There are mountains of data that support the thesis that trust and the bottom line are directly related. So, if trust is a key ingredient that helps define your company’s value proposition, how do you develop a trusting environment to deliver on your promises?

Here are six suggestions:

Employee recognition. This is not about financial recognition. Congratulate your employees for a job well-done.

Increase leadership compassion. Respect, recognize and appreciate your employees for their needs. Never judge but seek to understand.

Show them that you trust them. Employees naturally have a distrust of management because they hold the ultimate hammer over their head, their job. To earn trust, you must show trust.

Listen to your employees. They perform their duties 40 hours every week. Better said, they know their job better than you ever will. Show them the respect of their knowledge and listen to their comments or suggestions.

Deliver on your promises. If you promise to do something for your employees, or an employee, do it every time. It takes only one single lie for a manager to be labeled a liar. It is difficult to recover from a single lie. In contrast, a person has to tell a lot of truths to be labeled as trustworthy.

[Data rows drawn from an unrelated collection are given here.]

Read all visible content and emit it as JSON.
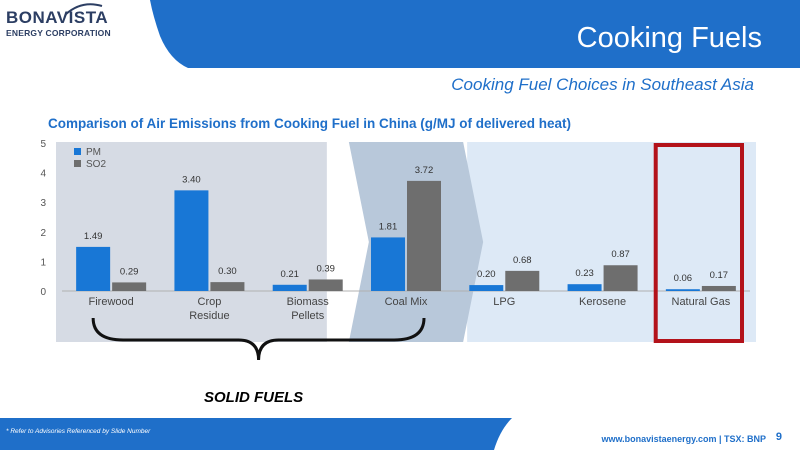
{
  "header": {
    "logo_name": "BONAVISTA",
    "logo_sub": "ENERGY CORPORATION",
    "title": "Cooking Fuels",
    "subtitle": "Cooking Fuel Choices in Southeast Asia"
  },
  "colors": {
    "band_blue": "#1f6fc9",
    "pm": "#1877d6",
    "so2": "#6e6e6e",
    "solid_bg": "#d6dbe4",
    "coal_bg": "#b8c8da",
    "other_bg": "#dde9f6",
    "highlight": "#b3121a"
  },
  "chart_data": {
    "type": "bar",
    "title": "Comparison of Air Emissions from Cooking Fuel in China (g/MJ of delivered heat)",
    "categories": [
      "Firewood",
      "Crop Residue",
      "Biomass Pellets",
      "Coal Mix",
      "LPG",
      "Kerosene",
      "Natural Gas"
    ],
    "category_lines": [
      [
        "Firewood"
      ],
      [
        "Crop",
        "Residue"
      ],
      [
        "Biomass",
        "Pellets"
      ],
      [
        "Coal Mix"
      ],
      [
        "LPG"
      ],
      [
        "Kerosene"
      ],
      [
        "Natural Gas"
      ]
    ],
    "series": [
      {
        "name": "PM",
        "values": [
          1.49,
          3.4,
          0.21,
          1.81,
          0.2,
          0.23,
          0.06
        ],
        "labels": [
          "1.49",
          "3.40",
          "0.21",
          "1.81",
          "0.20",
          "0.23",
          "0.06"
        ]
      },
      {
        "name": "SO2",
        "values": [
          0.29,
          0.3,
          0.39,
          3.72,
          0.68,
          0.87,
          0.17
        ],
        "labels": [
          "0.29",
          "0.30",
          "0.39",
          "3.72",
          "0.68",
          "0.87",
          "0.17"
        ]
      }
    ],
    "ylim": [
      0,
      5
    ],
    "yticks": [
      0,
      1,
      2,
      3,
      4,
      5
    ],
    "legend": "top-left",
    "grid": false,
    "group_label": "SOLID FUELS"
  },
  "footer": {
    "note": "* Refer to Advisories Referenced by Slide Number",
    "site": "www.bonavistaenergy.com  |  TSX: BNP",
    "page": "9"
  }
}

Recognize that people aren’t problems. Problems are problems.

This is all about positive relationships. While command and control are certainly needed in some situations, they should not be the order of the day. In other words, in addition to “what a company does,” it is equally important to focus on “how it does it.”

A sustainable business can only be built on a culture of trusted partnerships with each stakeholder group – including employees, customers, shareholders, vendors and regulators. Trust through transparency will finally gain its due recognition as the only way forward for you and your team. No man is an island.

Larry Girouard is president of The Business Avionix Co. in Newport.